Энви коснулся непривычно коротких волос, которые едва касались плеч. На ближайшие пару-тройку суток это преобразование было последним, которое он мог себе позволить, если не хотел проблем сначала с местными работниками, а потом – с Отцом.
Поезд загудел. Энви поморщился от гула, перевёл взгляд на низкий стол. Хорошо бы заказать себе в купе что-нибудь сладкое. И кофе. Обязательно. Он просто свихнётся, если не отвлечётся хотя бы на еду.
========== Глава 1 ==========
Эдвард высыпал в кастрюлю последний ингредиент и, уперев руки в бока, окинул смесь внимательным взглядом: не забыли они чего?
Он смотрел на желтовато-серую смесь, прокручивая в голове весь список. Вода, углерод, аммиак, селитра, железо, соль…
— Фтор! — вскрикнул он так внезапно, что брат подпрыгнул на месте. — Ал, мы чуть не забыли фтор!

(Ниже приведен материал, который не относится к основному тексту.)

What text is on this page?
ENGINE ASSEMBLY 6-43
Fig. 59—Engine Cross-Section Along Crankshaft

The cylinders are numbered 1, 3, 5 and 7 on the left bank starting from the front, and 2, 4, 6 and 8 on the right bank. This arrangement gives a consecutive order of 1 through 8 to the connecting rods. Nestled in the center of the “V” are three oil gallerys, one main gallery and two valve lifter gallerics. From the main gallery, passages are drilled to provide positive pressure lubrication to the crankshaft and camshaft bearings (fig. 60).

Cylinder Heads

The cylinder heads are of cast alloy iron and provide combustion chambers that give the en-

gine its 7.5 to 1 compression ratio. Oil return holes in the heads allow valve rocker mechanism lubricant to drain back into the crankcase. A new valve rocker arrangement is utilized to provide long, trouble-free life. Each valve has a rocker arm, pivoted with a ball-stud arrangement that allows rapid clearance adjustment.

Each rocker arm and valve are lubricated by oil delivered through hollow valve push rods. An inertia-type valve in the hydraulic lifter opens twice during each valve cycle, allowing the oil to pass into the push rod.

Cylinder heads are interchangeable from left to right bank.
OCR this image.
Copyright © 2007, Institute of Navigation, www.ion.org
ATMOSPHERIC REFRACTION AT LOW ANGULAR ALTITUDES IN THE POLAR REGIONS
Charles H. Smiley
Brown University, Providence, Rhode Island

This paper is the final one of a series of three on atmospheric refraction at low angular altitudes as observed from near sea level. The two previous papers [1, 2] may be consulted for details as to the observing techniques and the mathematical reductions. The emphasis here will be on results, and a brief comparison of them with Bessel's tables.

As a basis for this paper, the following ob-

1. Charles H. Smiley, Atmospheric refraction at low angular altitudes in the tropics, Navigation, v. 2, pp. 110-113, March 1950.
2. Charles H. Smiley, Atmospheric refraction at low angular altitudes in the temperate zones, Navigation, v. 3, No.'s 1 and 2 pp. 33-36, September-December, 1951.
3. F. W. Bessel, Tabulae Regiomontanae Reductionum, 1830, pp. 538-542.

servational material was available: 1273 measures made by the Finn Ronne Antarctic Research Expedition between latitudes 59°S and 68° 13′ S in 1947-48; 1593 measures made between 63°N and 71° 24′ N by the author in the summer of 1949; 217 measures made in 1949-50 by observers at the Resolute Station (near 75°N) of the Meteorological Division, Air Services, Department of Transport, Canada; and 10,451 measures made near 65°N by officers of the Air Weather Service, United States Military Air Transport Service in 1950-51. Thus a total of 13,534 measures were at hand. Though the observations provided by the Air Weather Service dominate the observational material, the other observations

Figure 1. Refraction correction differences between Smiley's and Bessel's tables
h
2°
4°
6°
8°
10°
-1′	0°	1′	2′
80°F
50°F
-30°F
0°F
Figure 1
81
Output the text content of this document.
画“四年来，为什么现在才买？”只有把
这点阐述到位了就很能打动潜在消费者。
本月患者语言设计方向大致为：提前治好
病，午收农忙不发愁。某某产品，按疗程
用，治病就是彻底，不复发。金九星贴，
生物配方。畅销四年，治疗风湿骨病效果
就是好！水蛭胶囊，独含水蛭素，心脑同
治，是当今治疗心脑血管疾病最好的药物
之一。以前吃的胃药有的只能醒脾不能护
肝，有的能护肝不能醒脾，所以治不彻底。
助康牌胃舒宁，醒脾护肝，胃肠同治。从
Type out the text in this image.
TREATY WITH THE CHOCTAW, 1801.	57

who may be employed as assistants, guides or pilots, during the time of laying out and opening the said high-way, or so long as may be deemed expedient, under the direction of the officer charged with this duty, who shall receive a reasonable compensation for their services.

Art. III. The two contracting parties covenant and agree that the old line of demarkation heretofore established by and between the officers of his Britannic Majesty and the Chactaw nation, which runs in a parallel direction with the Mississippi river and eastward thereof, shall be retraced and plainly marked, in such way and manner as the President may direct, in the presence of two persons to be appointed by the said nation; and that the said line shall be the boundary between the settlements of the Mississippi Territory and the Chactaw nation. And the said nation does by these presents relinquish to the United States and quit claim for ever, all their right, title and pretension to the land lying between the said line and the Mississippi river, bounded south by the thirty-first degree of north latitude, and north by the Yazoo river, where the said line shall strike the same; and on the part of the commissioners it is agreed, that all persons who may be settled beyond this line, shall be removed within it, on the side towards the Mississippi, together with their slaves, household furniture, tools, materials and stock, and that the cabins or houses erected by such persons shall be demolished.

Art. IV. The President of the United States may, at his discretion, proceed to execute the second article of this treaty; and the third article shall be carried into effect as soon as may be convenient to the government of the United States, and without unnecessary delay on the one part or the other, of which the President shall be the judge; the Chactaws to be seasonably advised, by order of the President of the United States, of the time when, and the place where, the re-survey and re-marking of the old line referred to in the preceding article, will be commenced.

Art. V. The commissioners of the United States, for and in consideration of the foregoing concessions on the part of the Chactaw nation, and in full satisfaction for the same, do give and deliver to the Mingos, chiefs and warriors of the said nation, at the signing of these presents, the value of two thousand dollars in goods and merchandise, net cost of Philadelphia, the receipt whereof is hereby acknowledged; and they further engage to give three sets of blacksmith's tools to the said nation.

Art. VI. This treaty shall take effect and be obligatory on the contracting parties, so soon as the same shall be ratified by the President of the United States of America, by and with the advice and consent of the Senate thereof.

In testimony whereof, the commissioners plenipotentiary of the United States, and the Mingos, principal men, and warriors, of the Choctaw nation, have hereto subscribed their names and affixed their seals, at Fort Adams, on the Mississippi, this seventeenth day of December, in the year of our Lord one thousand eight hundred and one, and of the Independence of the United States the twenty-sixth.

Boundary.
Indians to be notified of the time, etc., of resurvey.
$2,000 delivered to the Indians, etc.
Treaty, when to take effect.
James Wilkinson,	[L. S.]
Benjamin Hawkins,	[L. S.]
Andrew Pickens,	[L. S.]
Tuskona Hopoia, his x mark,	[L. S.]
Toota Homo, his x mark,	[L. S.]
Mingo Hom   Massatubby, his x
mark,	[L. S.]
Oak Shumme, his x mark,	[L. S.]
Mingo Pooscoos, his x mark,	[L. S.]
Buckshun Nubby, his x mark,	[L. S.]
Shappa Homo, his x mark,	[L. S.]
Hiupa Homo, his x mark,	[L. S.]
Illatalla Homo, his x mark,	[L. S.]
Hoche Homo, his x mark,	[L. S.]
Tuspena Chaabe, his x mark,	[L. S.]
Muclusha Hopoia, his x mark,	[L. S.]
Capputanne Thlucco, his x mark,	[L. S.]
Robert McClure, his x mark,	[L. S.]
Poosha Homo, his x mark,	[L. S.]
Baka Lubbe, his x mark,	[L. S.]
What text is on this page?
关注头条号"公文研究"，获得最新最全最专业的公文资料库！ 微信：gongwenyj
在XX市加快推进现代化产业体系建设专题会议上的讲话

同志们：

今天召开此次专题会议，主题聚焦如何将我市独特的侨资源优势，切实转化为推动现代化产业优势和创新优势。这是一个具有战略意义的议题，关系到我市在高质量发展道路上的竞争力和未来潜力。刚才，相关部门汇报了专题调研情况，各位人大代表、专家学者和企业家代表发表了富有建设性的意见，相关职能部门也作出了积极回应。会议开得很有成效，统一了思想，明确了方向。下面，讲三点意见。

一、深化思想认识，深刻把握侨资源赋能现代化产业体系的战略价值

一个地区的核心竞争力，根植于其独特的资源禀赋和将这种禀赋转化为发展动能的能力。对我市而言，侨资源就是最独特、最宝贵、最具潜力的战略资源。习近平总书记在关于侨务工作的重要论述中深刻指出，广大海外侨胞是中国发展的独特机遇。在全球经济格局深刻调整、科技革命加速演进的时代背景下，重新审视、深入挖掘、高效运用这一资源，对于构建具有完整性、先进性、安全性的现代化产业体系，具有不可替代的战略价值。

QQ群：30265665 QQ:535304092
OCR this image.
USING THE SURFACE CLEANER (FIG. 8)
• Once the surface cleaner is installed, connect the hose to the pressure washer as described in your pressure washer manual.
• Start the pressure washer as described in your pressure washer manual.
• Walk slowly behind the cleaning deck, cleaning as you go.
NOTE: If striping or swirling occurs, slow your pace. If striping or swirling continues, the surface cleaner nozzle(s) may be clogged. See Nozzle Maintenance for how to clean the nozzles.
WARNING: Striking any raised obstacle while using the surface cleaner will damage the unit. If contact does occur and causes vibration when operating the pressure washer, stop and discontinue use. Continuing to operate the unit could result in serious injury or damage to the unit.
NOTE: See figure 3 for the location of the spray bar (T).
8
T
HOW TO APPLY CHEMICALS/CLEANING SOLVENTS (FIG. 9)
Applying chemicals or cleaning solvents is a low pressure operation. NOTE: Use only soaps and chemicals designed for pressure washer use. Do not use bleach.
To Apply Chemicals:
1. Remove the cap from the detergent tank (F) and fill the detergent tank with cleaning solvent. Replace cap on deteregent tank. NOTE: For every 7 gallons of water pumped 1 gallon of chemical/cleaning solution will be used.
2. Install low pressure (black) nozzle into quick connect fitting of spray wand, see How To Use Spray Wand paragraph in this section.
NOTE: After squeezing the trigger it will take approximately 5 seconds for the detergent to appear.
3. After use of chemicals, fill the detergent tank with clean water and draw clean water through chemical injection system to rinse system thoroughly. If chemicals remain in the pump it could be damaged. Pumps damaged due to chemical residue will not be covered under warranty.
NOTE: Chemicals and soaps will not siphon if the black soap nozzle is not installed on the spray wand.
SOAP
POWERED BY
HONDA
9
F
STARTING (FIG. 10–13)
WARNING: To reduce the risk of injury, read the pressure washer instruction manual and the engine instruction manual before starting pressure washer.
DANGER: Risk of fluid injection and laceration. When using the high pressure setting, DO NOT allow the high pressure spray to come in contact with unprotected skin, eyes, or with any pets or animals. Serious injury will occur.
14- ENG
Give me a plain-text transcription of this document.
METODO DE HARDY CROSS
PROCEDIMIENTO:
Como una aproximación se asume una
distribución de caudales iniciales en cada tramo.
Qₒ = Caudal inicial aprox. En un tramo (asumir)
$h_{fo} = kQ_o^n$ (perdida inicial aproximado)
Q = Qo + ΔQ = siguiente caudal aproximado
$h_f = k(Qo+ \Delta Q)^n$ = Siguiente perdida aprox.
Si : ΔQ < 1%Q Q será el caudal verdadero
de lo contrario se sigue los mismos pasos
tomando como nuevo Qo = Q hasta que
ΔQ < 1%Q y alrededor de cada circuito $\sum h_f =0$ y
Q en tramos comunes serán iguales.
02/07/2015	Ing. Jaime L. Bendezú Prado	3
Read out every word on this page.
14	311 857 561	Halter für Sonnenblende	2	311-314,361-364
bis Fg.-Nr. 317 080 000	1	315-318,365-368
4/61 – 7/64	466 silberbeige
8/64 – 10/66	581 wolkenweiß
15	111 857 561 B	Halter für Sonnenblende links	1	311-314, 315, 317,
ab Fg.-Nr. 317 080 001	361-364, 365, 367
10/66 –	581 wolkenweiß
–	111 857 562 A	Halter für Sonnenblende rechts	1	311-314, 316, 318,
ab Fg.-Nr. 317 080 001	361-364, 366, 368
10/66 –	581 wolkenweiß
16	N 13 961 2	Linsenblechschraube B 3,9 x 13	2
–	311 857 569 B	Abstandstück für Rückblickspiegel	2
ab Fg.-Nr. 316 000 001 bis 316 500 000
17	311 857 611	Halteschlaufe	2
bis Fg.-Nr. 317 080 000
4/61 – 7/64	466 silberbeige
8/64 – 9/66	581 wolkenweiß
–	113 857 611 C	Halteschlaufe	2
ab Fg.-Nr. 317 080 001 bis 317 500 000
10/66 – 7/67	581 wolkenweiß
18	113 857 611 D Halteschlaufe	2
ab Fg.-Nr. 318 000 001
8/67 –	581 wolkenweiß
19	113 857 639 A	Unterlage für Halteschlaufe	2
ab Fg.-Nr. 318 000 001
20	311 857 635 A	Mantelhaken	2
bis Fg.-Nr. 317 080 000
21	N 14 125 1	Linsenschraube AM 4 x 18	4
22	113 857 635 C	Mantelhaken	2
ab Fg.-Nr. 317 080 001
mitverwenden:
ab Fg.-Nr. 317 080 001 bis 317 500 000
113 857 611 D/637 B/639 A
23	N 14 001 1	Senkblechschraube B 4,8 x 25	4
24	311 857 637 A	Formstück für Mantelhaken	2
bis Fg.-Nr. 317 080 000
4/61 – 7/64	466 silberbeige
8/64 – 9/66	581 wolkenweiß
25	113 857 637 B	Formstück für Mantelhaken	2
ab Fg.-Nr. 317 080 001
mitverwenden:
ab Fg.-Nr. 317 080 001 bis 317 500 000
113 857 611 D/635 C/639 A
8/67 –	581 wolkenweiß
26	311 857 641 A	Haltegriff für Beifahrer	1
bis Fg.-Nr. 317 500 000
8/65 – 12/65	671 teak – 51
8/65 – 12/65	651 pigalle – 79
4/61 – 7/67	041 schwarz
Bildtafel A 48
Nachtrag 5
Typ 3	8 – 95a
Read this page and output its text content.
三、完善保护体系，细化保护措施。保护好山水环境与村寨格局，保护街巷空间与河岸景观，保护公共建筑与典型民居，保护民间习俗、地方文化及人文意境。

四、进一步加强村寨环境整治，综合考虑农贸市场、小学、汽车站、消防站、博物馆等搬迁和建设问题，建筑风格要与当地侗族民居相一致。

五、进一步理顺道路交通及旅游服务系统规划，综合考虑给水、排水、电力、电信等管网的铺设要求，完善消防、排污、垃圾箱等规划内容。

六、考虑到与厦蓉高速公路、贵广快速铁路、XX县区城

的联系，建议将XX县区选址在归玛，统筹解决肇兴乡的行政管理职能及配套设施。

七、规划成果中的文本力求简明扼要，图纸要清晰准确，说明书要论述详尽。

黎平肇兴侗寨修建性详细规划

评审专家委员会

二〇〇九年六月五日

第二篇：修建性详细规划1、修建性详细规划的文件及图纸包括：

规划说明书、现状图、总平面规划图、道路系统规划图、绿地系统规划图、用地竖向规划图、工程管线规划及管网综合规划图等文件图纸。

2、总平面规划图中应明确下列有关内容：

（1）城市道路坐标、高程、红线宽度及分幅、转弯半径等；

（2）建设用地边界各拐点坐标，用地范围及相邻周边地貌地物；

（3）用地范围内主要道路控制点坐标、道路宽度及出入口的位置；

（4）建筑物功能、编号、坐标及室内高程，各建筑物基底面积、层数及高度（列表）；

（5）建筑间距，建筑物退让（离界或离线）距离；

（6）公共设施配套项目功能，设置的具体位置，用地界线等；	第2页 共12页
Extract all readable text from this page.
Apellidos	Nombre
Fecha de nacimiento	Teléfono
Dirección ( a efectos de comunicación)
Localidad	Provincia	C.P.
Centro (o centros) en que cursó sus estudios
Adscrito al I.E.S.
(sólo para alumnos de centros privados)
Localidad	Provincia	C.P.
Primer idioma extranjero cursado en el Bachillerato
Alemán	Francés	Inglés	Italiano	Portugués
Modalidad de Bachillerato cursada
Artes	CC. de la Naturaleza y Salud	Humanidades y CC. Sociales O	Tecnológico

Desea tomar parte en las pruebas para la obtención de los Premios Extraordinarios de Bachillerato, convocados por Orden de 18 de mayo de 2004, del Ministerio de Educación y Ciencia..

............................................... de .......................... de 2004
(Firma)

— Не-не, мы его точно бросали. Я бросал.
— Уверен? — нахмурился Эдвард.
Золотистые глаза Альфонса заблестели, будто их намазали фосфором.
— Да минуты не прошло, как бы я забыл?
— Так, соль, фосфор, фтор…
Не слушая его, Альфонс потащил кастрюлю в центр нарисованного мелом круга. Посуда скрежетала по дощатому полу так громко, что наверняка всё слышали даже на улице.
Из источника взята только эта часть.